Von Klaus Werle
Der Spielraum für Fehler ist drastisch geschrumpft. Die Verweildauer deutscher CEOs sank zwischen 2003 und 2006 von 6,5 auf 4,7 Jahre. Aus dem Mythos der 100-Tage-Schonfrist, einst von US-Präsident Franklin Roosevelt für die Politik eingeführt, "ist eine unerbittliche Prüfung der Managerleistung geworden", bilanziert Stefan Reckhenrich von Egon Zehnder International.
Die Personalberatung hat in einer weltweit unter knapp 70 CEOs aus dem Finanzsektor durchgeführten Studie die Faktoren für einen erfolgreichen Start untersucht. Sie gelten aber im Grunde für alle Branchen.

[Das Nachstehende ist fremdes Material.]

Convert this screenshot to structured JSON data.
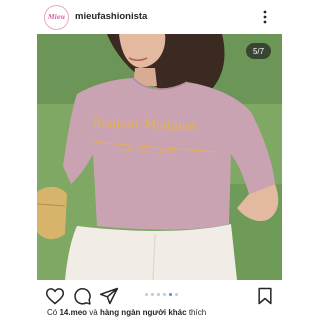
{
  "header": {
    "avatar_text": "Mieu",
    "username": "mieufashionista",
    "more_icon": "more-vertical-icon"
  },
  "post": {
    "counter": "5/7",
    "shirt_line1": "Bonjour Madame",
    "shirt_line2": "10 - 8 - 189X",
    "carousel": {
      "total": 7,
      "current": 5
    }
  },
  "actions": {
    "like_icon": "heart-icon",
    "comment_icon": "comment-icon",
    "share_icon": "send-icon",
    "save_icon": "bookmark-icon"
  },
  "likes": {
    "prefix": "Có",
    "user": "14.meo",
    "connector": "và",
    "others": "hàng ngàn người khác",
    "suffix": "thích"
  },
  "colors": {
    "accent": "#3897f0",
    "avatar_ring": "#e7a8c8",
    "shirt": "#c9a3b2",
    "print": "#e7b24a"
  }
}
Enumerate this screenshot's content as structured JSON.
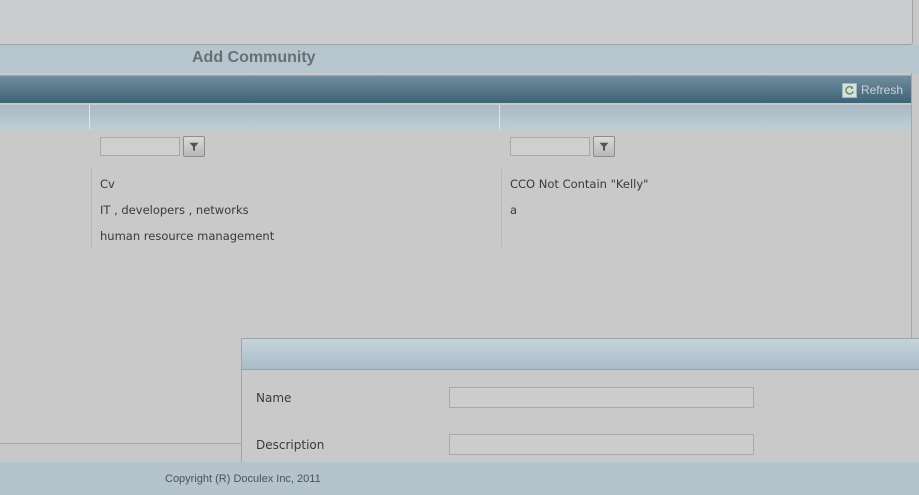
{
  "page": {
    "title": "Add Community"
  },
  "toolbar": {
    "refresh_label": "Refresh"
  },
  "filters": {
    "col2_placeholder": "",
    "col3_placeholder": ""
  },
  "rows": [
    {
      "col2": "Cv",
      "col3": "CCO Not Contain \"Kelly\""
    },
    {
      "col2": "IT , developers , networks",
      "col3": "a"
    },
    {
      "col2": "human resource management",
      "col3": ""
    }
  ],
  "dialog": {
    "name_label": "Name",
    "description_label": "Description",
    "name_value": "",
    "description_value": ""
  },
  "footer": {
    "copyright": "Copyright (R) Doculex Inc, 2011"
  },
  "colors": {
    "toolbar_dark": "#3e6276",
    "header_blue": "#b7c5cf",
    "footer_blue": "#b4c3cc"
  }
}
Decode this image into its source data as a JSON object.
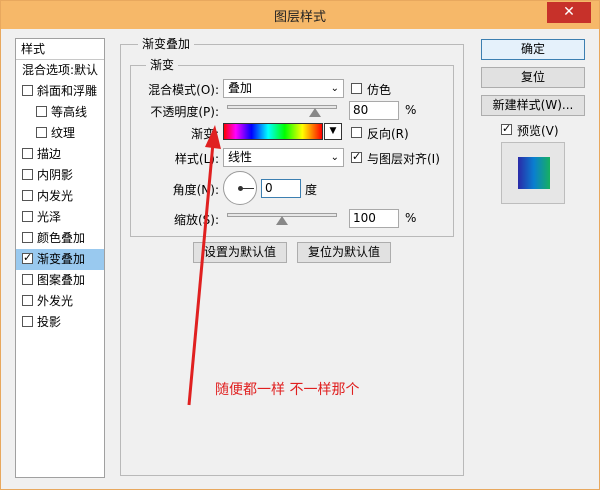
{
  "window": {
    "title": "图层样式",
    "close_symbol": "✕"
  },
  "sidebar": {
    "header": "样式",
    "items": [
      {
        "label": "混合选项:默认",
        "has_checkbox": false,
        "checked": false,
        "indent": false,
        "selected": false
      },
      {
        "label": "斜面和浮雕",
        "has_checkbox": true,
        "checked": false,
        "indent": false,
        "selected": false
      },
      {
        "label": "等高线",
        "has_checkbox": true,
        "checked": false,
        "indent": true,
        "selected": false
      },
      {
        "label": "纹理",
        "has_checkbox": true,
        "checked": false,
        "indent": true,
        "selected": false
      },
      {
        "label": "描边",
        "has_checkbox": true,
        "checked": false,
        "indent": false,
        "selected": false
      },
      {
        "label": "内阴影",
        "has_checkbox": true,
        "checked": false,
        "indent": false,
        "selected": false
      },
      {
        "label": "内发光",
        "has_checkbox": true,
        "checked": false,
        "indent": false,
        "selected": false
      },
      {
        "label": "光泽",
        "has_checkbox": true,
        "checked": false,
        "indent": false,
        "selected": false
      },
      {
        "label": "颜色叠加",
        "has_checkbox": true,
        "checked": false,
        "indent": false,
        "selected": false
      },
      {
        "label": "渐变叠加",
        "has_checkbox": true,
        "checked": true,
        "indent": false,
        "selected": true
      },
      {
        "label": "图案叠加",
        "has_checkbox": true,
        "checked": false,
        "indent": false,
        "selected": false
      },
      {
        "label": "外发光",
        "has_checkbox": true,
        "checked": false,
        "indent": false,
        "selected": false
      },
      {
        "label": "投影",
        "has_checkbox": true,
        "checked": false,
        "indent": false,
        "selected": false
      }
    ]
  },
  "panel": {
    "group_title": "渐变叠加",
    "subgroup_title": "渐变",
    "blend_mode": {
      "label": "混合模式(O):",
      "value": "叠加"
    },
    "dither": {
      "label": "仿色",
      "checked": false
    },
    "opacity": {
      "label": "不透明度(P):",
      "value": "80",
      "unit": "%",
      "fraction": 0.8
    },
    "gradient": {
      "label": "渐变:",
      "drop_symbol": "▼"
    },
    "reverse": {
      "label": "反向(R)",
      "checked": false
    },
    "style": {
      "label": "样式(L):",
      "value": "线性"
    },
    "align_with_layer": {
      "label": "与图层对齐(I)",
      "checked": true
    },
    "angle": {
      "label": "角度(N):",
      "value": "0",
      "unit": "度"
    },
    "scale": {
      "label": "缩放(S):",
      "value": "100",
      "unit": "%",
      "fraction": 0.5
    },
    "buttons": {
      "set_default": "设置为默认值",
      "reset_default": "复位为默认值"
    }
  },
  "right": {
    "ok": "确定",
    "reset": "复位",
    "new_style": "新建样式(W)...",
    "preview": {
      "label": "预览(V)",
      "checked": true
    }
  },
  "annotation": {
    "text": "随便都一样 不一样那个",
    "color": "#e02020"
  },
  "icons": {
    "select_arrow": "⌄",
    "close": "close-icon",
    "angle": "angle-dial-icon"
  }
}
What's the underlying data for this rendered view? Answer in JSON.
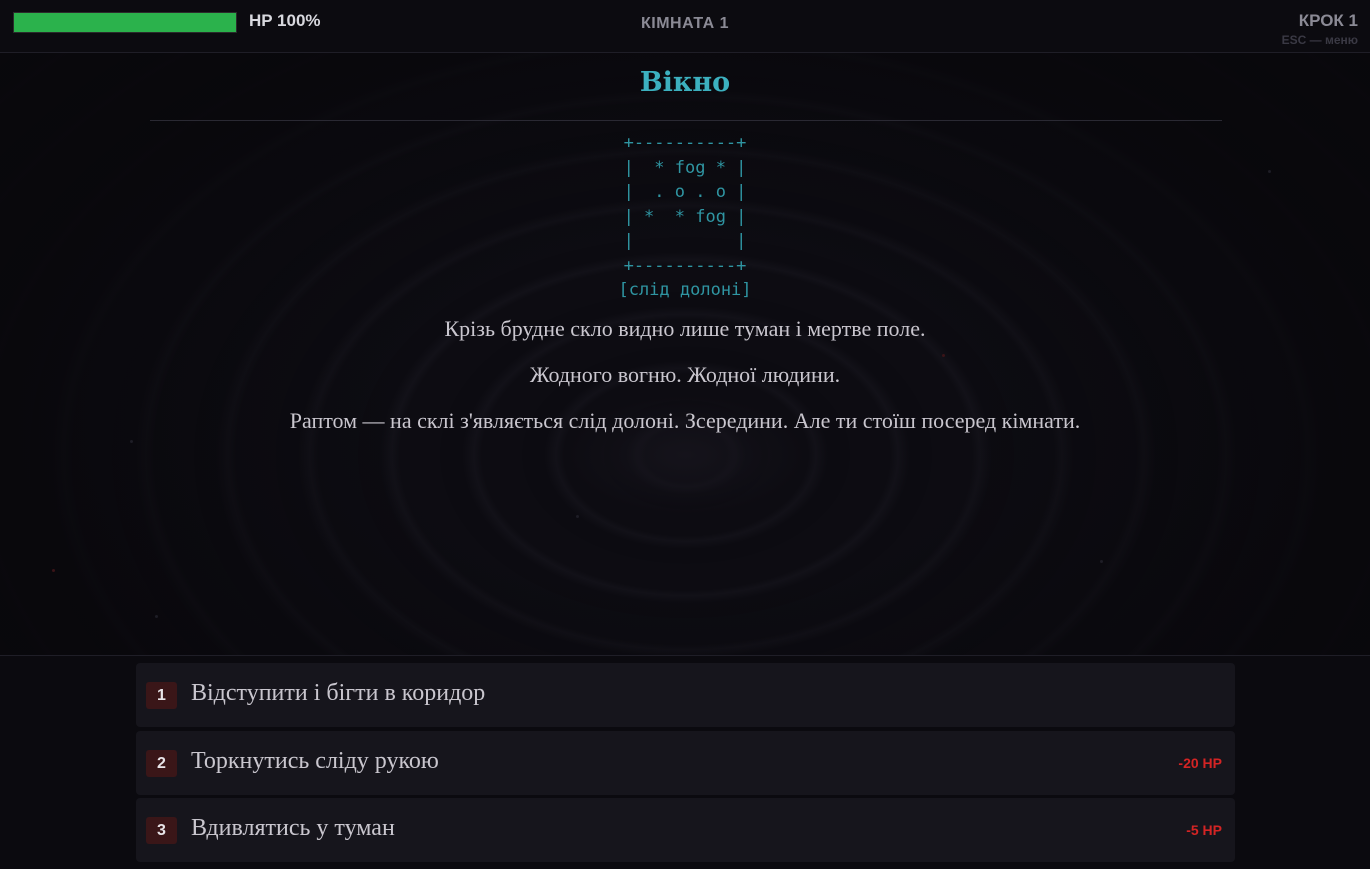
{
  "hud": {
    "hp_percent": 100,
    "hp_label": "HP 100%",
    "room_label": "КІМНАТА 1",
    "step_label": "КРОК 1",
    "esc_hint": "ESC — меню"
  },
  "scene": {
    "title": "Вікно",
    "ascii_art": "+----------+\n|  * fog * |\n|  . o . o |\n| *  * fog |\n|          |\n+----------+\n[слід долоні]",
    "paragraphs": [
      "Крізь брудне скло видно лише туман і мертве поле.",
      "Жодного вогню. Жодної людини.",
      "Раптом — на склі з'являється слід долоні. Зсередини. Але ти стоїш посеред кімнати."
    ]
  },
  "choices": [
    {
      "number": "1",
      "text": "Відступити і бігти в коридор",
      "cost": ""
    },
    {
      "number": "2",
      "text": "Торкнутись сліду рукою",
      "cost": "-20 HP"
    },
    {
      "number": "3",
      "text": "Вдивлятись у туман",
      "cost": "-5 HP"
    }
  ],
  "colors": {
    "hp_bar": "#2bb24c",
    "title_accent": "#3cb0bf",
    "cost_red": "#d42424",
    "background": "#0b0a0f"
  }
}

Dabei zeigte sich etwa, dass nur jeder fünfte CEO eine Einführung vom Vorgänger erhielt. Paradox: So sorgfältig der neue Chef ausgewählt wird, so sehr ist er ab Tag eins auf sich allein gestellt. Einsam in corporate terra incognita.
In den ersten Wochen ist die Fülle neuer Aufgaben schier unüberschaubar, die Erwartungen von Mitarbeitern, Märkten und Medien sind gigantisch. Kein Wunder, dass Siemens-Chef Peter Löscher den Beginn seiner Amtszeit geradezu generalstabsmäßig plante, den Vorstand grundlegend umbaute und dem Konzern eine Radikalkur in Redlichkeit verpasste - der Druck war extrem.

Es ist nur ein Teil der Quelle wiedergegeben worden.